A grande pena é que não sou simples. Muitas noites eu durmo, muitas noites eu não durmo por causa daquilo a que eu chamo amor. Nem o que eu sinto é meu, o ser que se deita ao meu lado, que possui uma voz que sempre me embala, não é meu.
Sempre vejo meu filho brincando ao longe. O que me arde os olhos é que a beleza que procuro está na distância. A distância é tão bela como é belo tudo o que está perto. Sentindo isso, sinto que sou tão pobre como uma caixa de lápis de cor vazia.
Os meus lábios são salgados, mas quando ele me beija não os sente assim, pois engulo o sal antes de cada beijo. E o meu filho que sempre brinca ao longe nunca traz o seu brinquedo para perto de mim. Talvez pense que eu vá tomá-lo, por isso brinca sempre ao longe.
Quando me deito, imagino as estrelas, tendo a certeza que estão me olhando, apesar do telhado. E então sinto uma mão que passa pelo meu rosto. É meu marido, que sempre fala comigo numa linguagem que não entendo e que não sei se amo, pois não possuo linguagem alguma, possuo somente olhos, e uma enorme visão que talvez provenha deles.
Mas o céu que todas as tardes vejo pela janela da sala sempre existirá, e o meu filho sempre brincará ao longe, e eu o observarei da janela que é minha.
27.02.1990
O texto é bruto, não tem lapidação alguma, considero esses textos antigos como experimentos iniciais com a escrita...deste, gosto, porque algumas partes me vieram em sonho...e sempre gostei de idéias "meio" que oniricamente autopsicografadas...
Brincadeira ao Longe
Todos os dias olho a vida pela janela da sala. Vejo todo o verde que me cerca. Conheço cada milímetro da sua cor. Todas as tardes o mesmo vento varre a poeira árida dos meus olhos...então eu enxergo. Enxergo tudo o quanto existe aqui. Gosto da música natural que existe aqui, embora muitas vezes eu tenha querido ouvir uma artificial.
Gosto da arte. Gosto de toda a grande arte que me cerca, embora muitas vezes sinta que a arte está muito longe de mim. Gosto da primordialidade reinante aqui, sinto que a arte primordial é que é a arte real, pois é a sua base e o seu início.

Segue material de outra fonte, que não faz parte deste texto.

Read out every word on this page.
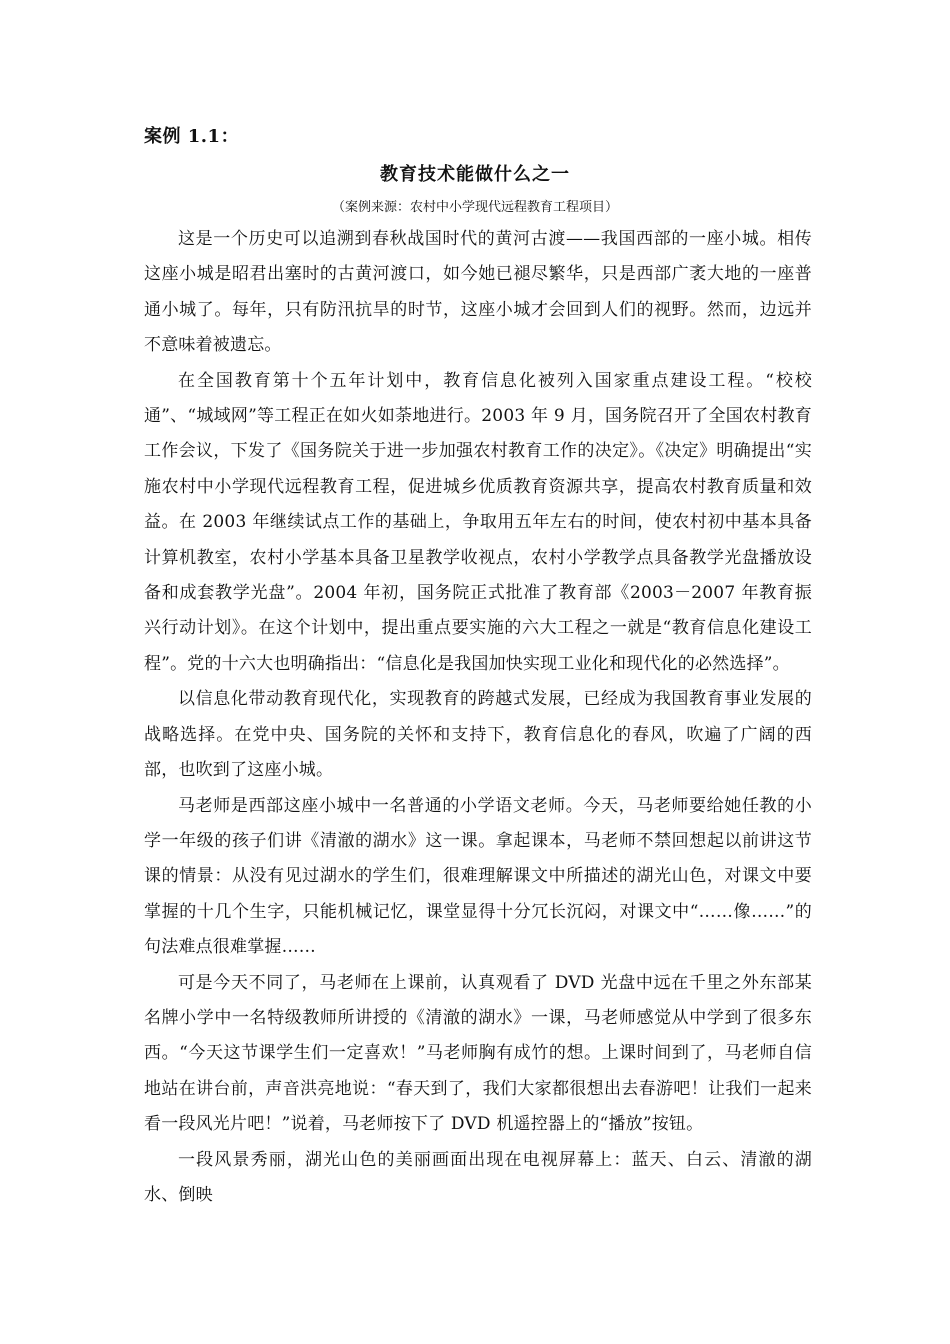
案例 1.1：
教育技术能做什么之一
（案例来源：农村中小学现代远程教育工程项目）

这是一个历史可以追溯到春秋战国时代的黄河古渡——我国西部的一座小城。相传这座小城是昭君出塞时的古黄河渡口，如今她已褪尽繁华，只是西部广袤大地的一座普通小城了。每年，只有防汛抗旱的时节，这座小城才会回到人们的视野。然而，边远并不意味着被遗忘。

在全国教育第十个五年计划中，教育信息化被列入国家重点建设工程。“校校通”、“城域网”等工程正在如火如荼地进行。2003 年 9 月，国务院召开了全国农村教育工作会议，下发了《国务院关于进一步加强农村教育工作的决定》。《决定》明确提出“实施农村中小学现代远程教育工程，促进城乡优质教育资源共享，提高农村教育质量和效益。在 2003 年继续试点工作的基础上，争取用五年左右的时间，使农村初中基本具备计算机教室，农村小学基本具备卫星教学收视点，农村小学教学点具备教学光盘播放设备和成套教学光盘”。2004 年初，国务院正式批准了教育部《2003－2007 年教育振兴行动计划》。在这个计划中，提出重点要实施的六大工程之一就是“教育信息化建设工程”。党的十六大也明确指出：“信息化是我国加快实现工业化和现代化的必然选择”。

以信息化带动教育现代化，实现教育的跨越式发展，已经成为我国教育事业发展的战略选择。在党中央、国务院的关怀和支持下，教育信息化的春风，吹遍了广阔的西部，也吹到了这座小城。

马老师是西部这座小城中一名普通的小学语文老师。今天，马老师要给她任教的小学一年级的孩子们讲《清澈的湖水》这一课。拿起课本，马老师不禁回想起以前讲这节课的情景：从没有见过湖水的学生们，很难理解课文中所描述的湖光山色，对课文中要掌握的十几个生字，只能机械记忆，课堂显得十分冗长沉闷，对课文中“……像……”的句法难点很难掌握……

可是今天不同了，马老师在上课前，认真观看了 DVD 光盘中远在千里之外东部某名牌小学中一名特级教师所讲授的《清澈的湖水》一课，马老师感觉从中学到了很多东西。“今天这节课学生们一定喜欢！”马老师胸有成竹的想。上课时间到了，马老师自信地站在讲台前，声音洪亮地说：“春天到了，我们大家都很想出去春游吧！让我们一起来看一段风光片吧！”说着，马老师按下了 DVD 机遥控器上的“播放”按钮。

一段风景秀丽，湖光山色的美丽画面出现在电视屏幕上：蓝天、白云、清澈的湖水、倒映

Mas eu sinto que está errado, que há uma errância, um anacronismo nos momentos de minha vida. Desde que aqui vim morar, o tédio me sufoca, quebro-o observando a primordialidade que sempre amei, mas a sinto ditante de mim, as árvores são mais altas do que eu, o pasto é mais extenso que minha breve extensão, os animais são mais comunicativos entre eles do que comigo. Há uma inalcançabilidade na nossa fazenda, mas somente eu a percebo.

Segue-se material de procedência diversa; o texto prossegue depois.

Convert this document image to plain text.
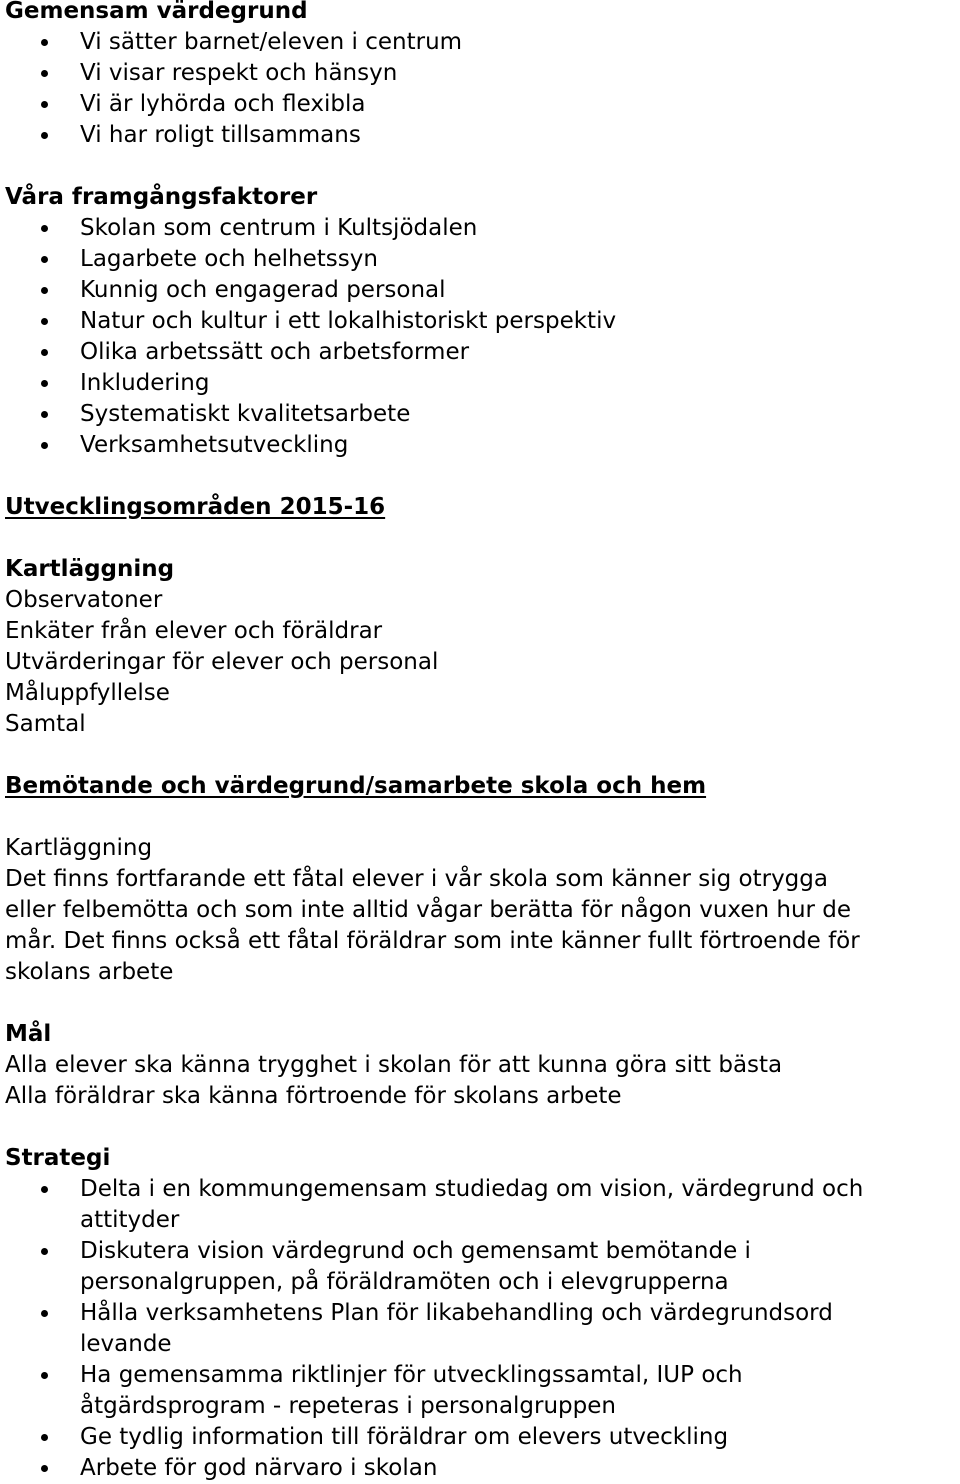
Gemensam värdegrund

Vi sätter barnet/eleven i centrum
Vi visar respekt och hänsyn
Vi är lyhörda och flexibla
Vi har roligt tillsammans

Våra framgångsfaktorer

Skolan som centrum i Kultsjödalen
Lagarbete och helhetssyn
Kunnig och engagerad personal
Natur och kultur i ett lokalhistoriskt perspektiv
Olika arbetssätt och arbetsformer
Inkludering
Systematiskt kvalitetsarbete
Verksamhetsutveckling

Utvecklingsområden 2015-16

Kartläggning

Observatoner

Enkäter från elever och föräldrar

Utvärderingar för elever och personal

Måluppfyllelse

Samtal

Bemötande och värdegrund/samarbete skola och hem

Kartläggning

Det finns fortfarande ett fåtal elever i vår skola som känner sig otrygga

eller felbemötta och som inte alltid vågar berätta för någon vuxen hur de

mår. Det finns också ett fåtal föräldrar som inte känner fullt förtroende för

skolans arbete

Mål

Alla elever ska känna trygghet i skolan för att kunna göra sitt bästa

Alla föräldrar ska känna förtroende för skolans arbete

Strategi

Delta i en kommungemensam studiedag om vision, värdegrund och attityder
Diskutera vision värdegrund och gemensamt bemötande i personalgruppen, på föräldramöten och i elevgrupperna
Hålla verksamhetens Plan för likabehandling och värdegrundsord levande
Ha gemensamma riktlinjer för utvecklingssamtal, IUP och åtgärdsprogram - repeteras i personalgruppen
Ge tydlig information till föräldrar om elevers utveckling
Arbete för god närvaro i skolan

Olho meu filho brincando ao longe, tão distante da matéria primordial alcançada, mas ao mesmo tempo tão próximo dela bruta. Brinca com ela como se fosse um brinquedo qualquer. A simplicidade com que ele a toca é tão terrível que dói.
A grande pena é que não sou simples. Muitas noites eu durmo, muitas noites eu não durmo por causa daquilo a que eu chamo amor. Nem o que eu sinto é meu, o ser que se deita ao meu lado, que possui uma voz que sempre me embala, não é meu.

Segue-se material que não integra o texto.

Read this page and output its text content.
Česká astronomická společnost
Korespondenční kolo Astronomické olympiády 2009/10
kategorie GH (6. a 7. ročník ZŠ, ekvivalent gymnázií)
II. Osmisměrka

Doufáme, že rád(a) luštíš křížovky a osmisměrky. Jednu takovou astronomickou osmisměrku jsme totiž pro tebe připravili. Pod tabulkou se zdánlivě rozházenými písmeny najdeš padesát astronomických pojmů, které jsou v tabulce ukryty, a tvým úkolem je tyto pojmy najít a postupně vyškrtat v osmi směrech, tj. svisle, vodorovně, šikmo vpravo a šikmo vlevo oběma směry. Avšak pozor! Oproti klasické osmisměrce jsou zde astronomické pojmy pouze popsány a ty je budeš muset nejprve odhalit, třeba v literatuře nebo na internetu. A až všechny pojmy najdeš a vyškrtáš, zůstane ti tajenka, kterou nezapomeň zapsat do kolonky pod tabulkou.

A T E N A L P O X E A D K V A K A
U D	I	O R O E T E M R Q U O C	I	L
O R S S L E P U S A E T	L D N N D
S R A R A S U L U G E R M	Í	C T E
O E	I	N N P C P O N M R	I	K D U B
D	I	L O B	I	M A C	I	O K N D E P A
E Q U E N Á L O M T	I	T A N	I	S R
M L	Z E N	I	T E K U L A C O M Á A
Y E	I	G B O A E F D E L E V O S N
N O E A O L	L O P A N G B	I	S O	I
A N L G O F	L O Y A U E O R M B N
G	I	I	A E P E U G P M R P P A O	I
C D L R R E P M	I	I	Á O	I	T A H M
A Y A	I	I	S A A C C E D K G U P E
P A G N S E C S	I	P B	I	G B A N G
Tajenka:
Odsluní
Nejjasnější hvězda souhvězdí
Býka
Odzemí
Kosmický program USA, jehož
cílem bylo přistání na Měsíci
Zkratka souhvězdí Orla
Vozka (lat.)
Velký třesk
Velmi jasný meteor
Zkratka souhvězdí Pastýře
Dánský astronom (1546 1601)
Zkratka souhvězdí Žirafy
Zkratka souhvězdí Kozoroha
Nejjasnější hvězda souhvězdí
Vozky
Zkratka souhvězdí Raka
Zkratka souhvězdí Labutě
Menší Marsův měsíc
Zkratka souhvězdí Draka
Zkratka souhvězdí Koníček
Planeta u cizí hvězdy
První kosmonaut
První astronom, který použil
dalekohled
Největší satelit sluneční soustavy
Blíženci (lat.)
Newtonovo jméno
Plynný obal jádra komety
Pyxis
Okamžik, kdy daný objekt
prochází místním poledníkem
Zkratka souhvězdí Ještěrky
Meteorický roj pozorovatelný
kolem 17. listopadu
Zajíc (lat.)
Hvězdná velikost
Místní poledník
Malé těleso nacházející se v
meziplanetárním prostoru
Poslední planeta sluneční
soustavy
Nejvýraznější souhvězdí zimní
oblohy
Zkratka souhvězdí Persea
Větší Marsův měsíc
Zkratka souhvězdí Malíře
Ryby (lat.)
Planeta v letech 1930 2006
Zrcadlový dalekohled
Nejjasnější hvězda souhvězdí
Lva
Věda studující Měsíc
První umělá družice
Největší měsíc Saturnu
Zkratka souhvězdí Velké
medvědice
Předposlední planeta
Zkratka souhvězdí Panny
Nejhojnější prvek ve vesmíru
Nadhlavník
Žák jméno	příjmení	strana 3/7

Sempre vejo meu filho brincando ao longe. O que me arde os olhos é que a beleza que procuro está na distância. A distância é tão bela como é belo tudo o que está perto. Sentindo isso, sinto que sou tão pobre como uma caixa de lápis de cor vazia.
Os meus lábios são salgados, mas quando ele me beija não os sente assim, pois engulo o sal antes de cada beijo. E o meu filho que sempre brinca ao longe nunca traz o seu brinquedo para perto de mim. Talvez pense que eu vá tomá-lo, por isso brinca sempre ao longe.
Quando me deito, imagino as estrelas, tendo a certeza que estão me olhando, apesar do telhado. E então sinto uma mão que passa pelo meu rosto. É meu marido, que sempre fala comigo numa linguagem que não entendo e que não sei se amo, pois não possuo linguagem alguma, possuo somente olhos, e uma enorme visão que talvez provenha deles.
Mas o céu que todas as tardes vejo pela janela da sala sempre existirá, e o meu filho sempre brincará ao longe, e eu o observarei da janela que é minha.